On Monday primary school kids from across Australia gathered at the State Library of Victoria.
The tweenhood from Northern Territory to Tasmania – “our future’s leaders” – came together in Melbourne for one hot topic: digital learning.
From all accounts you’d think they’d been invited to have playlunch with Justin Beiber, the excitement and enthusiasm was that palpable.
The event, ‘Listen2Learners‘ was the anti-thesis to the classic isolated, socially awkward child oft portrayed when we pair kids + technology.
Students showcased a range of awesome projects, from running their own radio station to preparing a cybersafety program for incoming primary students.
The audience, a mix of business, government and community sector listened on as the kids demoed their creations. Many had to submit applications for their ideas, and defend their concept against the ‘tough questions’; all processes that exist in my ‘grown-up’ world at work. Learning to think critically through ideas to creation is a valuable lesson to be learning so early in the game.

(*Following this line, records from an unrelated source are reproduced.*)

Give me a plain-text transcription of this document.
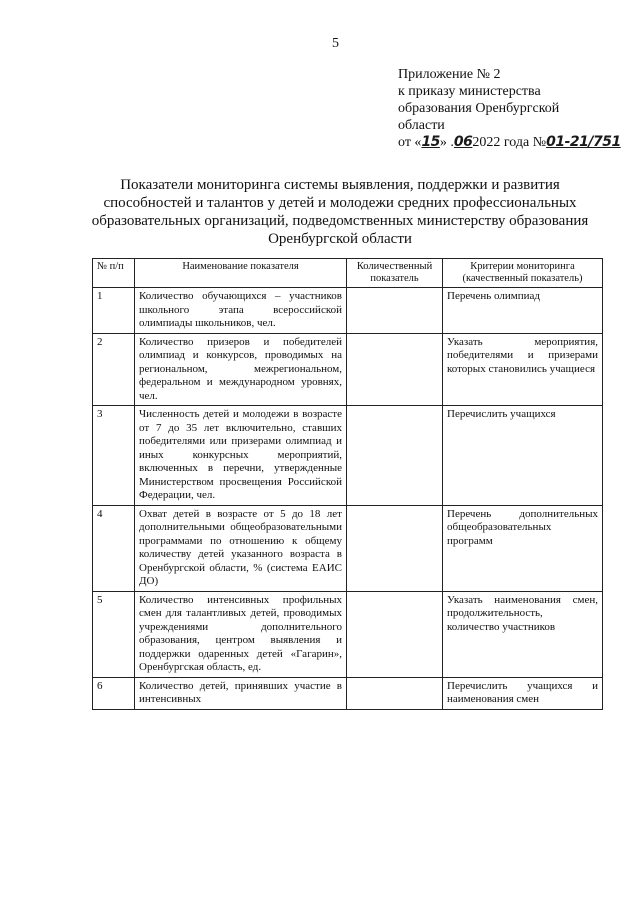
5
Приложение № 2
к приказу министерства
образования Оренбургской
области
от «15» .062022 года №01-21/751
Показатели мониторинга системы выявления, поддержки и развития
способностей и талантов у детей и молодежи средних профессиональных
образовательных организаций, подведомственных министерству образования
Оренбургской области
№ п/п	Наименование показателя	Количественный показатель	Критерии мониторинга (качественный показатель)
1	Количество обучающихся – участников школьного этапа всероссийской олимпиады школьников, чел.		Перечень олимпиад
2	Количество призеров и победителей олимпиад и конкурсов, проводимых на региональном, межрегиональном, федеральном и международном уровнях, чел.		Указать мероприятия, победителями и призерами которых становились учащиеся
3	Численность детей и молодежи в возрасте от 7 до 35 лет включительно, ставших победителями или призерами олимпиад и иных конкурсных мероприятий, включенных в перечни, утвержденные Министерством просвещения Российской Федерации, чел.		Перечислить учащихся
4	Охват детей в возрасте от 5 до 18 лет дополнительными общеобразовательными программами по отношению к общему количеству детей указанного возраста в Оренбургской области, % (система ЕАИС ДО)		Перечень дополнительных общеобразовательных программ
5	Количество интенсивных профильных смен для талантливых детей, проводимых учреждениями дополнительного образования, центром выявления и поддержки одаренных детей «Гагарин», Оренбургская область, ед.		Указать наименования смен, продолжительность, количество участников
6	Количество детей, принявших участие в интенсивных		Перечислить учащихся и наименования смен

Funnily enough, an old primary school bud Caz Pringle over at ThinkTank Media wrote a post this week which paints a drastically different image of kids increasing use of technology, the dark side…empty playground swings and a growing spawn of fat, geek kids.
Considering Caz is a fellow Gen-Yer and grew up with the big bad Internets, it’s a surprising and provoking change to hear this side of the coin voiced from someone so well-versed in the WWW. (It’s inspired this post in response, I didn’t make it to the Listen2Learners but I was determined to provide some quality social education examples to alleviate the anxiety of picturing a generation of South Park’s Cartman’s IRL…)
Back to the happy, glass-half full juice.
I’d like to think the future is in good hands. Moreover, we better recognise the present is already in the hands of 7 year olds.
My favourite example was kids from Prospect Primary School who became teachers, and schooled their ol’ teach and 69 other teachers in how to make movies.
“Using their experience in making films about animals for ‘zoo-tube’, these students set a challenge for adult learners – to learn movie making from scratch in order to make a one minute movie in one day on location at the Adelaide Zoo.” *
Empowering and valuable learning for the kids right there….and, Zoo-tube!
These kids are so cool for school.
- Listen2Learners event and list of projects
- For an awesome review of the day: When are students leaders and experts? by @taniatorikova
- Check out the twitter hashtag for the event #listen2learners
- How young is TOO young for little people to get involved in social media? by @CazPringle
- Listen2Learners – Department of Education and Early Childhood Development (education.vic.gov.au)
My favourite line in your excellent post:
“The event, ‘Listen2Learners‘ was the anti-thesis to the classic isolated, socially awkward child oft portrayed when we pair kids + technology.”
I wish more educators/parents/principals could have seen this.
Thanks for the comment Tania, much appreciated. This image we perpetuate of socially awkward ‘geeks’ is so tired and old. Hopefully, events like Listen2Learners demonstrate the value in technology (and its users) to do the opposite…connect with others, and improve our communication skills.